Apparently, by the way, after paying a bit extra for their tickets, fans could queue up before the show and get shuffled into a room for 20 seconds in order to get a hug, a selfie, and part of their body signed.

On Youtube, Dan and Phil have about 5 million personal followers each, more for their joint channels, and most of their videos end up being watched 2 or 3 million times per video, some a heck of a lot more. Heck, that’s loads more viewers than a lot of shows broadcast on TV. And a lot more personal revenue.

I didn’t know (or care) that they were in Liverpool, until late at night when I passed (or tried to pass) a crowd of about 50 youngsters, a lot with drawn on whiskers (naturally), hanging around the Stage Door area of the Liverpool Empire. It was about midnight, long after the show would have finished at say 9:30pm – 10:00pm.
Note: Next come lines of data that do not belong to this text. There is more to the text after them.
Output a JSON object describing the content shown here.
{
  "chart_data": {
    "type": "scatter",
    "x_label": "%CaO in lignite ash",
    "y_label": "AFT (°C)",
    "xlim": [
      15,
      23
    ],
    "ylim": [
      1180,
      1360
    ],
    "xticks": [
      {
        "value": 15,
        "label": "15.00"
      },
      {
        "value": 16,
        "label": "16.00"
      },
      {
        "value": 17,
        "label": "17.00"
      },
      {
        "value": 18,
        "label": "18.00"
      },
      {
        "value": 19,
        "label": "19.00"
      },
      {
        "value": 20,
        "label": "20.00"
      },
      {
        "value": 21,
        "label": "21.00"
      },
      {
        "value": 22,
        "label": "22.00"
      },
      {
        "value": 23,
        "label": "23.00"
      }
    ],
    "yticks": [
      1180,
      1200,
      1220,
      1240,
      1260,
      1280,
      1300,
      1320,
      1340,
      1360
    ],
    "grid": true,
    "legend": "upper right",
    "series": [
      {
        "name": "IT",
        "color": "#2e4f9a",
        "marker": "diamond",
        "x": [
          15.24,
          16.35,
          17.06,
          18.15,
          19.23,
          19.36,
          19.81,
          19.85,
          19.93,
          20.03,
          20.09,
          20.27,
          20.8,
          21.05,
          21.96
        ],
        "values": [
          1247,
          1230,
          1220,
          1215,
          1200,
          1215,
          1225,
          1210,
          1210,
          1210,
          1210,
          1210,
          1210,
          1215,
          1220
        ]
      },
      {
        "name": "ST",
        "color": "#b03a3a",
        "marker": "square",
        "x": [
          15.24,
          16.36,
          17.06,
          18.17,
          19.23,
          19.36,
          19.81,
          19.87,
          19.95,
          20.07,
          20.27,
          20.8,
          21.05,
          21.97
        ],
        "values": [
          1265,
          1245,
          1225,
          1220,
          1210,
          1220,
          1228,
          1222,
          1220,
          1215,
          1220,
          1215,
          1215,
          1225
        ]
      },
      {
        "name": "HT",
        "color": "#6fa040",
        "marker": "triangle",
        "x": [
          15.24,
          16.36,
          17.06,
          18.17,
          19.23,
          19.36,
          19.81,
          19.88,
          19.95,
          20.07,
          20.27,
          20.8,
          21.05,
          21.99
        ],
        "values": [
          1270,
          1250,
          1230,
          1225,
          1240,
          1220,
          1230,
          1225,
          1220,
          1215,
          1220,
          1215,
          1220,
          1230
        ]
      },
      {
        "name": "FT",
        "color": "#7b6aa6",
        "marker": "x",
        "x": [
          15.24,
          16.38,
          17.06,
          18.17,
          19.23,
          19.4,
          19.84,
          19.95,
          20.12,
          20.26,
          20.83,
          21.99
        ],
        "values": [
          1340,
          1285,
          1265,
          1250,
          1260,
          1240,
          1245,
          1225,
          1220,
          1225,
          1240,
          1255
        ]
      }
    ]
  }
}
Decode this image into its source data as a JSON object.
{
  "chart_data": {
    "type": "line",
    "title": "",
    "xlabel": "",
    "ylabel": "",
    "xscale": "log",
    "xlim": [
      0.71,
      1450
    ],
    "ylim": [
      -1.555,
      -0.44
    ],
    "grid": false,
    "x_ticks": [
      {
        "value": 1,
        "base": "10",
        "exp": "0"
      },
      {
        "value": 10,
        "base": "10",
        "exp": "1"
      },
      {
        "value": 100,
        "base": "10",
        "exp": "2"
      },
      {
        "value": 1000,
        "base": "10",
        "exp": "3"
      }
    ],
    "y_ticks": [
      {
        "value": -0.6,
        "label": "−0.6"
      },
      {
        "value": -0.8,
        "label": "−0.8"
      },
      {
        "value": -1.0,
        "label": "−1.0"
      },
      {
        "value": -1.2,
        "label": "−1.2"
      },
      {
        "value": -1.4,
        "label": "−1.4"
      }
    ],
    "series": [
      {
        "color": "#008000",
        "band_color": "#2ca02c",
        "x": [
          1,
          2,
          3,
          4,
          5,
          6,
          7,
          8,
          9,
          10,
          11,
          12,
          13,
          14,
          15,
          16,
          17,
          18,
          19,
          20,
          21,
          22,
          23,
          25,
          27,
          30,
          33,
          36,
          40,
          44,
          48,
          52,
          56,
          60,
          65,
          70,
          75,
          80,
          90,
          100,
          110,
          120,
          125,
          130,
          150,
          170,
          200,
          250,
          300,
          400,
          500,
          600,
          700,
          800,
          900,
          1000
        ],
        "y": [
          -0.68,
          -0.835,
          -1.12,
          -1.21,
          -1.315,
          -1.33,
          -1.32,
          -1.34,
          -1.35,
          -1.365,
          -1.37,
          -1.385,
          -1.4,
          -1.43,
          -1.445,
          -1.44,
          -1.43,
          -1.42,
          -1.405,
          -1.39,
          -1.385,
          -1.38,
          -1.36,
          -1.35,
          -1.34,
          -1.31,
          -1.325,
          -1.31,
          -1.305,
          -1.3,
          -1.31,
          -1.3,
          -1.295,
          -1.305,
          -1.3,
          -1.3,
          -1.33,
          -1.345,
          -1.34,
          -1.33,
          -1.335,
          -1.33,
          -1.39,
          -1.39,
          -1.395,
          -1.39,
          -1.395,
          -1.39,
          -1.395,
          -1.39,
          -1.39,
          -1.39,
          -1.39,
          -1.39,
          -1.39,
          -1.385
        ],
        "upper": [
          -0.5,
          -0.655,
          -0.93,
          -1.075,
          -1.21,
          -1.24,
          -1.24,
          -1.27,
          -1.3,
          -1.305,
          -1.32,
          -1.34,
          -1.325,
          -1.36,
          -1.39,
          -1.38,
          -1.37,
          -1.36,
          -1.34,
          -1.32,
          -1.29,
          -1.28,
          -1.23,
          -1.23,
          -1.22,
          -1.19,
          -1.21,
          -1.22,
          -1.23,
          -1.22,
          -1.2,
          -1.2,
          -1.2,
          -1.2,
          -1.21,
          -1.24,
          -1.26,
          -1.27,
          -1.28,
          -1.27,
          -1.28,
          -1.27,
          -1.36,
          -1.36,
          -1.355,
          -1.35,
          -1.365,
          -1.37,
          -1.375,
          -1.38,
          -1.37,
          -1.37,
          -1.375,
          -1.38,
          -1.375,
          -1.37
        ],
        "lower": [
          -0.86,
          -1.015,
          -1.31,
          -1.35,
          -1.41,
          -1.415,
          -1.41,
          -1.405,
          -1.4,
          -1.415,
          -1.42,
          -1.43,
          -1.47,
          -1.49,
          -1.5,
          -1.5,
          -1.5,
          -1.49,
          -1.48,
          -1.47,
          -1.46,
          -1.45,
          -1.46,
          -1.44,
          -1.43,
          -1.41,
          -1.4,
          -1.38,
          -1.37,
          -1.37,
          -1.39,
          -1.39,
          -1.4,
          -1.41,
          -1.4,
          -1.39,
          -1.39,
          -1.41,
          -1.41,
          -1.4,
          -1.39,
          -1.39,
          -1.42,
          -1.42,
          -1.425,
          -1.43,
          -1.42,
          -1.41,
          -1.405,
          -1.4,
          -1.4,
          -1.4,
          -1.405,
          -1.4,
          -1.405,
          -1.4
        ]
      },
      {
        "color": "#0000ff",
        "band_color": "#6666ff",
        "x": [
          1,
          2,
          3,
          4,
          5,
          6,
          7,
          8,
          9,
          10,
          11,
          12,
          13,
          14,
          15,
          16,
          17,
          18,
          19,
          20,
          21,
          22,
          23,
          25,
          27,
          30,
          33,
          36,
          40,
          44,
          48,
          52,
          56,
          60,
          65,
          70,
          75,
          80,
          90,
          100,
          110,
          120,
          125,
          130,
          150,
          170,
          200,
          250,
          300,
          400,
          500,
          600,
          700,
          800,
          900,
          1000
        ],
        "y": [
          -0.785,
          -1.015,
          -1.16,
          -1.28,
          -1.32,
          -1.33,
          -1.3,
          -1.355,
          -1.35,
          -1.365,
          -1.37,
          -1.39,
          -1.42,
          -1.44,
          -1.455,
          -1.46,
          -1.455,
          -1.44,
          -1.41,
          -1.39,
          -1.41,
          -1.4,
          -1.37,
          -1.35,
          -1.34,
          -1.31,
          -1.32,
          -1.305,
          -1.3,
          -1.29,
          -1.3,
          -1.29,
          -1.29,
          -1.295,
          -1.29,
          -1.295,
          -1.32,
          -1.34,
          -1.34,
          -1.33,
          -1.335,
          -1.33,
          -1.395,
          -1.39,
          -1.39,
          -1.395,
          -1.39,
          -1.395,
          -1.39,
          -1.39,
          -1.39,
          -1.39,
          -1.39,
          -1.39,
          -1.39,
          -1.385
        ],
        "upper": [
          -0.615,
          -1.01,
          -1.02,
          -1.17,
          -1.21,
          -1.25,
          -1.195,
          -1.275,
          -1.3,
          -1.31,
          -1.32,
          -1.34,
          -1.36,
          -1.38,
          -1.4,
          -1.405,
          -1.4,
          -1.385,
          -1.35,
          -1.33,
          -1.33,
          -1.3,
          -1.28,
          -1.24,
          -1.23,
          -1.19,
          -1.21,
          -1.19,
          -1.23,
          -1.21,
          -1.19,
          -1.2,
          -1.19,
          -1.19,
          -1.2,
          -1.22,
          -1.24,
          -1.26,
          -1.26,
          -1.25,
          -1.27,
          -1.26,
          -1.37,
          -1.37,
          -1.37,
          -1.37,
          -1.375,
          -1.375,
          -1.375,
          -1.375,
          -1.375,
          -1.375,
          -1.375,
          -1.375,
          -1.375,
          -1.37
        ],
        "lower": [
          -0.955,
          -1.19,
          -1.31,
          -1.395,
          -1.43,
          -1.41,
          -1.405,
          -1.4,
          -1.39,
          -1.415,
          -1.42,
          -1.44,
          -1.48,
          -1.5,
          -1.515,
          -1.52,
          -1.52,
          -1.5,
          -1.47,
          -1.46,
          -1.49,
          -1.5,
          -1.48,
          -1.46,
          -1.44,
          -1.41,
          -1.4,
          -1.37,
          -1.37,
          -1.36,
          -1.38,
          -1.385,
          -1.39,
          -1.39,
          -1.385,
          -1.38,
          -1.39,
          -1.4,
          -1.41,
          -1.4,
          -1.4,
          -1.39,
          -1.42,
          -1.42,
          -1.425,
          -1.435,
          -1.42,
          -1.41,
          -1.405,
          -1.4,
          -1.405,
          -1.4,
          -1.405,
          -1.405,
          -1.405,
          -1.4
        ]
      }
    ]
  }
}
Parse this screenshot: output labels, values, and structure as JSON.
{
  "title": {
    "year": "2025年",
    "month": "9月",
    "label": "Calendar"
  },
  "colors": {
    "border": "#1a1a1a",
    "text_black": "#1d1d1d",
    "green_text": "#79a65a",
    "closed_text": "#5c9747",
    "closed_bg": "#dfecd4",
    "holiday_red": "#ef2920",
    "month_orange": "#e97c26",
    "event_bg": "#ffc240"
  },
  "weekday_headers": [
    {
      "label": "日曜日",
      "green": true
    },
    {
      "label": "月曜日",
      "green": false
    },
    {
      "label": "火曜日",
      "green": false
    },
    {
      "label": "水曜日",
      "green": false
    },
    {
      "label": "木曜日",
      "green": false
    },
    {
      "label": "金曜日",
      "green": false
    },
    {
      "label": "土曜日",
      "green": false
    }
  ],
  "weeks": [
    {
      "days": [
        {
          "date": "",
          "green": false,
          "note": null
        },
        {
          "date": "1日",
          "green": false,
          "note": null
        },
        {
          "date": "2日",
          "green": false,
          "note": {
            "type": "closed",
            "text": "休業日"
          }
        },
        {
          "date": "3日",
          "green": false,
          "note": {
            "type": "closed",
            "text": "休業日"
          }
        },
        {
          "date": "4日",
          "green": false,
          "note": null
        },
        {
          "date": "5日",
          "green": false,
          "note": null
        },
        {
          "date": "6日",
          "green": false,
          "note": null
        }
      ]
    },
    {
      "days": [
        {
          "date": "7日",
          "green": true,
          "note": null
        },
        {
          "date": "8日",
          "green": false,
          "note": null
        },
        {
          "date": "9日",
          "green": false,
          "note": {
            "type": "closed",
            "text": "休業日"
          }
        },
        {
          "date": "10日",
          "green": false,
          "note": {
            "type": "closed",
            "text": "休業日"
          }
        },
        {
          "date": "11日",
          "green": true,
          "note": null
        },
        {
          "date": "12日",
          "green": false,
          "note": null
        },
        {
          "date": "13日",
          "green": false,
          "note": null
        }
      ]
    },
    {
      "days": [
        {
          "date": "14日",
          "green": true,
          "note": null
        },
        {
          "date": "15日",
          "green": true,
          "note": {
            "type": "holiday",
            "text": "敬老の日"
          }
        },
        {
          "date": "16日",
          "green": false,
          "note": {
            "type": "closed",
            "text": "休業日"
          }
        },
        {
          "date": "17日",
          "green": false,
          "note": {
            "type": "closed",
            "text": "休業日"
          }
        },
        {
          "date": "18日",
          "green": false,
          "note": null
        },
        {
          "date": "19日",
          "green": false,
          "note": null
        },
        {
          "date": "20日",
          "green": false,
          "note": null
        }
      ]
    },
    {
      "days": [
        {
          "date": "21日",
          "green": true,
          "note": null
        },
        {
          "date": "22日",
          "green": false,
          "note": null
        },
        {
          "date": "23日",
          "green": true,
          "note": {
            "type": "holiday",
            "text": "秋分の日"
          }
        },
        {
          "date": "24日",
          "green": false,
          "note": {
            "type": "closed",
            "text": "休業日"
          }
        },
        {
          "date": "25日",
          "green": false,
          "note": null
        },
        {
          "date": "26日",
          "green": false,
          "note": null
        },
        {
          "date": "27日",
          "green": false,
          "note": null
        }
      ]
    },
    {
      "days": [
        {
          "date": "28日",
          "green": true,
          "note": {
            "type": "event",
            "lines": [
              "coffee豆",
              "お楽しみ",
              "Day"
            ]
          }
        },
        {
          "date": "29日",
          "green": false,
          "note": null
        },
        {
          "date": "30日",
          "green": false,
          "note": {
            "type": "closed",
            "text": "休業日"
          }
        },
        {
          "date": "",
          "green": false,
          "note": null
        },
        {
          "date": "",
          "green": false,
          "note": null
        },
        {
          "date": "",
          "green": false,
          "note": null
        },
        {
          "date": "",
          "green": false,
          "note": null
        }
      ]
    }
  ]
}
Somebody was locking up and pulling down a shutter whilst trying to convince the crowd that the place was now completely empty, the lights were off, he was going home, and definitely Dan and Phil had left the building within seconds of leaving the stage hours earlier, honest.

As if with one voice the waiting crowd sung a chorus of “You’re lying, you’re lying, you’re lying”, obviously convinced that their heroes were still inside waiting for them to leave so that they could then sneak out unharassed. The gentleman locking the shutters down was just a decoy, they told him, as, looking bemused and shrugging his shoulders, he strolled off to a car that was waiting for him.

Now, I know from my own experiences of live performances that the ‘talent’ normally gets whisked away as soon as they leave the stage, getting out of the building before the final phrases of the music have actually played. It’s off to the after-party as quickly as possible, leaving all the fans behind. They certainly never hang around in the very buildings where performances have taken place. And there’s never a need to shut a venue in order to pretend they’ve all gone. But, the fans of Dan and Phil obviously couldn’t comprehend this.

For my part, I couldn’t comprehend, but wanted to bottle, the devotion that the fans the YouTube vloggers seemed to have. This is a dedication and enthusiasm that probably hasn’t been seen in Liverpool since the Beatles. And, as with the Beatlemania back in its day, Dan and Phil mania (they are currently on a sell-out tour of America) is incomprehensible to anybody over the age of 23.